A $1.6 million settlement paid by three police agencies in a wrongful death lawsuit is compelling evidence law enforcement needs to reconsider the wisdom of stopping innocent motorists in sobriety checkpoints.
The settlement was paid by the North Andover Police Department, the Essex County Sheriff’s Department and state police in the wrongful death lawsuit brought by the family of Kenneth Howe. The 45-year-old Worcester man was in a vehicle stopped Nov. 25, 2009, at a sobriety checkpoint the law enforcement agencies had set up on Route 114 in front of The Eagle-Tribune’s offices. He was involved in a struggle with police and later died in custody.
A trooper saw Howe gesturing in the truck and reached inside to grab his hands. Howe then allegedly struck her, prompting a tussle which ended with him outside the truck. Trooper Jodi Gerardi yelled for help and a combination of police officers and troopers “swarmed” Howe, according to the family’s lawyer, Frances King.
According to the lawsuit, Howe was struck with a baton, handcuffed and shackled. Howe said he could not breathe, but officers never called for medical help until Howe was unresponsive lying on the floor of the Andover barracks of the state police, according to King.
The three police agencies agreed to pay varying portions of the settlement, with North Andover paying a $400,000 share. No police officer or trooper was ever disciplined or faced criminal charges after Howe’s death.

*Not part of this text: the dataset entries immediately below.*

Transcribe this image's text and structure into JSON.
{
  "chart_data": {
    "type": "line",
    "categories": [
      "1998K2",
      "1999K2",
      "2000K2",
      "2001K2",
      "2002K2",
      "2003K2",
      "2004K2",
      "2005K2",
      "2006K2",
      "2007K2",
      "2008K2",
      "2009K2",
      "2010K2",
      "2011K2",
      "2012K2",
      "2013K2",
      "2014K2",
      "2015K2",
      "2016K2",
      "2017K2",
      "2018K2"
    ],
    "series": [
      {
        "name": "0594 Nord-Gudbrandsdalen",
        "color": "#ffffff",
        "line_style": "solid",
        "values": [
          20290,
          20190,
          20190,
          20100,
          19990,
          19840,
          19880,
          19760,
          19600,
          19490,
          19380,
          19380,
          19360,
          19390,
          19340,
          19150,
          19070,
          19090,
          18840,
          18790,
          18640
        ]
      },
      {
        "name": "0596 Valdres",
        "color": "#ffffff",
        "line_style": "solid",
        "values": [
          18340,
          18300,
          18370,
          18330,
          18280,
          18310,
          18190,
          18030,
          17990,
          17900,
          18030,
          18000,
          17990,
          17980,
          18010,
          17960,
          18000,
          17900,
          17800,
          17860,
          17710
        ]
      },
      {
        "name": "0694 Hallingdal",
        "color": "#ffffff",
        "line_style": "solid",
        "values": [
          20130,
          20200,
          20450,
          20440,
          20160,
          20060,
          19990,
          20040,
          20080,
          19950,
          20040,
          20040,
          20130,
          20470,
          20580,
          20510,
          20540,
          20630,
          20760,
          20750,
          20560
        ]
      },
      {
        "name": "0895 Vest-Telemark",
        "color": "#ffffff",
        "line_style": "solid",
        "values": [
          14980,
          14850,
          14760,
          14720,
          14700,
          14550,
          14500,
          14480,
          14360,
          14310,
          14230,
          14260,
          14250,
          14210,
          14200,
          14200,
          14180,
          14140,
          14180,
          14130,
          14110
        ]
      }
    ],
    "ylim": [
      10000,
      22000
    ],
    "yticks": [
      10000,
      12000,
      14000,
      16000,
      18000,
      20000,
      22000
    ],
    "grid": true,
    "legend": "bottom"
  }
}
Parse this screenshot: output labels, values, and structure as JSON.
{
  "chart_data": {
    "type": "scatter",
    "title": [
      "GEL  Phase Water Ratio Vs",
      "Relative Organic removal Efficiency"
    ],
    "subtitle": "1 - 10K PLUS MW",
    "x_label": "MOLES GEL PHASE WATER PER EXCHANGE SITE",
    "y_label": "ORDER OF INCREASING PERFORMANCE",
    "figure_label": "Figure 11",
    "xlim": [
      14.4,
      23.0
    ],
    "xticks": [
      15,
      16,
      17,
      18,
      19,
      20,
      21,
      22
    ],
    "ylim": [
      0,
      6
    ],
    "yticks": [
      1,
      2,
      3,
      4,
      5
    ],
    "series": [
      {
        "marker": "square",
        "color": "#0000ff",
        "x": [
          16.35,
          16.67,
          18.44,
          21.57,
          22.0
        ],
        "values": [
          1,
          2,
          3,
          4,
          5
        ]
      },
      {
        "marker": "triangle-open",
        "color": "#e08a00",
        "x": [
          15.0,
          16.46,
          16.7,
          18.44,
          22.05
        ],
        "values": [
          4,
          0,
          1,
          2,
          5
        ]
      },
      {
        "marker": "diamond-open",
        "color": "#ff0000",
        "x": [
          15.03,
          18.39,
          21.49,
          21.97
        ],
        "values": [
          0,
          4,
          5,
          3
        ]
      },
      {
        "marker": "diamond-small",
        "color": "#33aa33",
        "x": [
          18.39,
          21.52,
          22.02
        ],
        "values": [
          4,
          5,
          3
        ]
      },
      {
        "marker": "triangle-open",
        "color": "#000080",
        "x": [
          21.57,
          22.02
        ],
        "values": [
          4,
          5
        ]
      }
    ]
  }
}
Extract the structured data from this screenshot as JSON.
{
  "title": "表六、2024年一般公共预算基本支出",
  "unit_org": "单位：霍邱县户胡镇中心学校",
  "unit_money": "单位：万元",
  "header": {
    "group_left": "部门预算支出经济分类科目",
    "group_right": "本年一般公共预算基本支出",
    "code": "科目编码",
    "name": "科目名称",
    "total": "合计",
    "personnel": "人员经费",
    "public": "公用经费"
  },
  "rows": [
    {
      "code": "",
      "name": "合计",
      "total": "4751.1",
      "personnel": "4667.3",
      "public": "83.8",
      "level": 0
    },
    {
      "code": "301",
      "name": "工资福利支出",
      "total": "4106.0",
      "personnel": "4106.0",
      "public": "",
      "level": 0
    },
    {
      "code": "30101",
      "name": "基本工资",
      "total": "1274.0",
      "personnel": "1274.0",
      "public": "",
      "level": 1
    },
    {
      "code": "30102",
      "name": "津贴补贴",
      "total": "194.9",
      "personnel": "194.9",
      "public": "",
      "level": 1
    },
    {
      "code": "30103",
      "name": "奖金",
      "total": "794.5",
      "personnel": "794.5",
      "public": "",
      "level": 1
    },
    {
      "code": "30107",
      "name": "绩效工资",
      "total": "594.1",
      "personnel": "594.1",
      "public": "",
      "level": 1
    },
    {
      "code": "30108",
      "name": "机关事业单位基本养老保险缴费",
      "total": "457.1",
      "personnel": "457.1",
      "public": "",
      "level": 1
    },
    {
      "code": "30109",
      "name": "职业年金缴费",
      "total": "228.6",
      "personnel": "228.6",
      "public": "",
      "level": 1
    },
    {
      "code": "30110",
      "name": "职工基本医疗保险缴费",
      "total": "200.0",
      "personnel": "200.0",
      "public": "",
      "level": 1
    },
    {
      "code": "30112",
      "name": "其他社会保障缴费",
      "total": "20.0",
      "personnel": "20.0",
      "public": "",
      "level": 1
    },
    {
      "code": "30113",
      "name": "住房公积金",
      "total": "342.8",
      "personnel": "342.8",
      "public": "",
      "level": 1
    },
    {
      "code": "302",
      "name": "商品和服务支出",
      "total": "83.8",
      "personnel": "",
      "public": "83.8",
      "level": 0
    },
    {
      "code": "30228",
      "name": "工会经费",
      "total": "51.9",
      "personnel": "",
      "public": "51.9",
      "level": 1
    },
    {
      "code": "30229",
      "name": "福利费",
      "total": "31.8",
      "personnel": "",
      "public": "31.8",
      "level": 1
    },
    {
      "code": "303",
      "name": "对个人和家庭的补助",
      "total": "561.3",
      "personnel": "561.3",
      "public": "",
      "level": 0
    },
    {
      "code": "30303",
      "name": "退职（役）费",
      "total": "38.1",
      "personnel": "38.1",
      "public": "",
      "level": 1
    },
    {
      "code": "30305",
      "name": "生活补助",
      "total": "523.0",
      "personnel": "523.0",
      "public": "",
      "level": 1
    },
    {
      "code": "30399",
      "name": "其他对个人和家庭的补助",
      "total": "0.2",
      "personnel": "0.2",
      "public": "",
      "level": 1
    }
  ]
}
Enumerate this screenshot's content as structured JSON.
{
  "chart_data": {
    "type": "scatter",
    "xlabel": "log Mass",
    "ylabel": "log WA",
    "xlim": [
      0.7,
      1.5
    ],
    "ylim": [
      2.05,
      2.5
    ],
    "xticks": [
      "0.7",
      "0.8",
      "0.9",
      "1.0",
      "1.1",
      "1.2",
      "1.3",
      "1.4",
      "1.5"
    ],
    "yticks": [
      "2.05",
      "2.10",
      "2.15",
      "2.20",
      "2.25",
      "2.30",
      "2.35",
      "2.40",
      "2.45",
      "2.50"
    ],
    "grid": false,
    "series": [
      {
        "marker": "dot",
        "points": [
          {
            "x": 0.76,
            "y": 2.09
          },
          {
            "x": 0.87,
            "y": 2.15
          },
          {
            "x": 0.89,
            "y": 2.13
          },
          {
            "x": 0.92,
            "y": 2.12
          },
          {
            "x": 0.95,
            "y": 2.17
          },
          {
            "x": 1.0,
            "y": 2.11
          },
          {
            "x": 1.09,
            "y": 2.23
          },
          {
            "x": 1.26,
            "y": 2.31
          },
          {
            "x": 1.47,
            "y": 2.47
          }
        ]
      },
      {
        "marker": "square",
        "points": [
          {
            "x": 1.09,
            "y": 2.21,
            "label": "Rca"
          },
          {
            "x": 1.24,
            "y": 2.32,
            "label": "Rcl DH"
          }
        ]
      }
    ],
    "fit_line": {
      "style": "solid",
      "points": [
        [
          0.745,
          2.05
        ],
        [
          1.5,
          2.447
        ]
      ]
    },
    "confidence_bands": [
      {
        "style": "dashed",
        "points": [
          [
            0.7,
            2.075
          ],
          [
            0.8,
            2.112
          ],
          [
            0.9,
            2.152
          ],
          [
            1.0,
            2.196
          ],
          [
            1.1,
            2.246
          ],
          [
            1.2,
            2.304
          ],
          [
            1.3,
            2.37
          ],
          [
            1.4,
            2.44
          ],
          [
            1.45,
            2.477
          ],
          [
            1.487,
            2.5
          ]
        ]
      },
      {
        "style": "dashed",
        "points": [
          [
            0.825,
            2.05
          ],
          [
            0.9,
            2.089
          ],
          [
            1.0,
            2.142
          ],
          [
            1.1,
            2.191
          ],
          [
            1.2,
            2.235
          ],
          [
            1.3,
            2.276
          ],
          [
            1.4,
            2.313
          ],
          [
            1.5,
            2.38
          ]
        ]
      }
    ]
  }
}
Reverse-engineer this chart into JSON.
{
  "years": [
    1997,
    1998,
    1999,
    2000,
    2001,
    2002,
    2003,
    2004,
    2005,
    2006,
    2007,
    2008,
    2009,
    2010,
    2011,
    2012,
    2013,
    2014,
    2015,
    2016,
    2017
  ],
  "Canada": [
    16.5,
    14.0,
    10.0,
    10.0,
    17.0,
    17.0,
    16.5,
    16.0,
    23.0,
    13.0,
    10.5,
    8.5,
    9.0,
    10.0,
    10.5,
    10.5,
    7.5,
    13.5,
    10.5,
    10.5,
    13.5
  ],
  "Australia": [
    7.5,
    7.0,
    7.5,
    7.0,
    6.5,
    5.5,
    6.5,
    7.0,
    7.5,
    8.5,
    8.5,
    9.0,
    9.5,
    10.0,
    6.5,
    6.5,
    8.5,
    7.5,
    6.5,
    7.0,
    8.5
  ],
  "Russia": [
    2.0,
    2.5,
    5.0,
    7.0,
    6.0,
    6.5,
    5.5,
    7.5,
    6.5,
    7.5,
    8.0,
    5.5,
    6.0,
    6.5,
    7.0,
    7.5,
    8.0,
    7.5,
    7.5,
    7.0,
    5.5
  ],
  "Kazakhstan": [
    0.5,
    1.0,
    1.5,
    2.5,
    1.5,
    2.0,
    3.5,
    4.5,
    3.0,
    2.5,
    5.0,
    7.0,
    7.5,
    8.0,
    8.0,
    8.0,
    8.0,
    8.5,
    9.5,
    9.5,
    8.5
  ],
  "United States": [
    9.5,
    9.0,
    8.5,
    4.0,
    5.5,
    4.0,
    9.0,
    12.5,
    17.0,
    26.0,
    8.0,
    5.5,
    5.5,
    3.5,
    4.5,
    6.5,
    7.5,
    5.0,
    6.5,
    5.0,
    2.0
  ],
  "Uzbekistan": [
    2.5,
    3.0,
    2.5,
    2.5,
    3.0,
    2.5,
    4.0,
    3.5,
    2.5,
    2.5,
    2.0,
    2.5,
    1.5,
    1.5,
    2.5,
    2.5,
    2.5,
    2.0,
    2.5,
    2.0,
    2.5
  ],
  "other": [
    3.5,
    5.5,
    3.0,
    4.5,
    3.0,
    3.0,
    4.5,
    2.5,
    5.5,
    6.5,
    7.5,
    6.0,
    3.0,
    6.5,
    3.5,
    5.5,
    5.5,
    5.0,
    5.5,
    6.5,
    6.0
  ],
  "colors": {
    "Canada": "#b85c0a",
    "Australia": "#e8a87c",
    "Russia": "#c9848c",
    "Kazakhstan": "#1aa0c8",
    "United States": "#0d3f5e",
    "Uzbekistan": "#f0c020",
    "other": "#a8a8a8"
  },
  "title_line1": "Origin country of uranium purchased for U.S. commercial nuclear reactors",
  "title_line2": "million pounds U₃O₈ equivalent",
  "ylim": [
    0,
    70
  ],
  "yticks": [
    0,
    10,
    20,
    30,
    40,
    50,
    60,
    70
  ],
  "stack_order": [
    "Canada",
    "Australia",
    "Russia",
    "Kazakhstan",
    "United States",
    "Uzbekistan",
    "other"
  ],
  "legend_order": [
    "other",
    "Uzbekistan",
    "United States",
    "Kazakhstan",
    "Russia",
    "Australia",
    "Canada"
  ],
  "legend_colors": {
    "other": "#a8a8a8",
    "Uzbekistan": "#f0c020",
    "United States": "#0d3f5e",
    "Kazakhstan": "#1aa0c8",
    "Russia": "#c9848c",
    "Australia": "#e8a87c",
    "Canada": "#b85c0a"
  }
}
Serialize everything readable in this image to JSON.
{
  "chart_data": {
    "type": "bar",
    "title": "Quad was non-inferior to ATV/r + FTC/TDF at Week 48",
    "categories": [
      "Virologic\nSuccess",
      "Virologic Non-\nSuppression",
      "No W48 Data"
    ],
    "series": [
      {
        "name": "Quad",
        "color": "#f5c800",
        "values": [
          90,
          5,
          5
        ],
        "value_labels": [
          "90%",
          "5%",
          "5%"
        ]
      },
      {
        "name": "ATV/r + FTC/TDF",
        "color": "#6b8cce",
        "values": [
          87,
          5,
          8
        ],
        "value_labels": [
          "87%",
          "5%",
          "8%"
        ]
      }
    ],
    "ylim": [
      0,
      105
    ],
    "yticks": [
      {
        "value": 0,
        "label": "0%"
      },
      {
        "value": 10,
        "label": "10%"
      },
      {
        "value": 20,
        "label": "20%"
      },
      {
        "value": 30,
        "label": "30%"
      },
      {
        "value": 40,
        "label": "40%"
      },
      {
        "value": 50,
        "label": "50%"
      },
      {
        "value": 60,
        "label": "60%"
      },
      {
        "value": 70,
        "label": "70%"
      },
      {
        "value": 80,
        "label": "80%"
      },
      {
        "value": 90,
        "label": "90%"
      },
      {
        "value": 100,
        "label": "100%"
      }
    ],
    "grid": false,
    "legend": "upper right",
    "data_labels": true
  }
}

“North Andover paid a fraction of the settlement and we essentially considered that the cost of the defense, as I was always confident North Andover police acted appropriately in this case,” Leonard Kesten, the police department’s attorney, told reporter Jill Harmacinski.
Sheriff Cousins stressed that no one was disciplined or charged and that corrections officers continue to work routinely with state police at sobriety checkpoints.
“There was no wrongdoing from our officer’s standpoint, but no one wants to see anyone die,” Cousins said.
In the wake of Howe’s death and the following lawsuit, state police also reviewed the operation of sobriety checkpoints and “did not find any shortcomings or problems with checkpoint protocol,” a state police spokesman said.
They should look again.
It is not wise to bring members of the public into situations of potential conflict with law enforcement for no good reason. People get nervous, civilians and police officers alike can misinterpret actions or react poorly and, as Howe’s case illustrates, the results can be fatal.
It is likely that Howe’s behavior that fateful night contributed to his death. Had he reacted differently, he probably would have been sent on his way. But the point is there was no reason for Howe to have been stopped at all that night. While it is true that Howe should not have struggled with police, whatever minor infractions he committed that night certainly did not warrant his death.
Police should aggressively pursue all those who are driving erratically or unsafely. Those found to be driving under the influence should be arrested and prosecuted.
That’s not what sobriety checkpoints do. The checkpoints sweep up drivers at random and subject them to close police scrutiny — effectively compelling them to prove their innocence. The number of officers deployed at a checkpoint monitoring traffic on a single road might better serve public safety by patrolling a number of highways and pulling over those drivers actually seen committing offenses.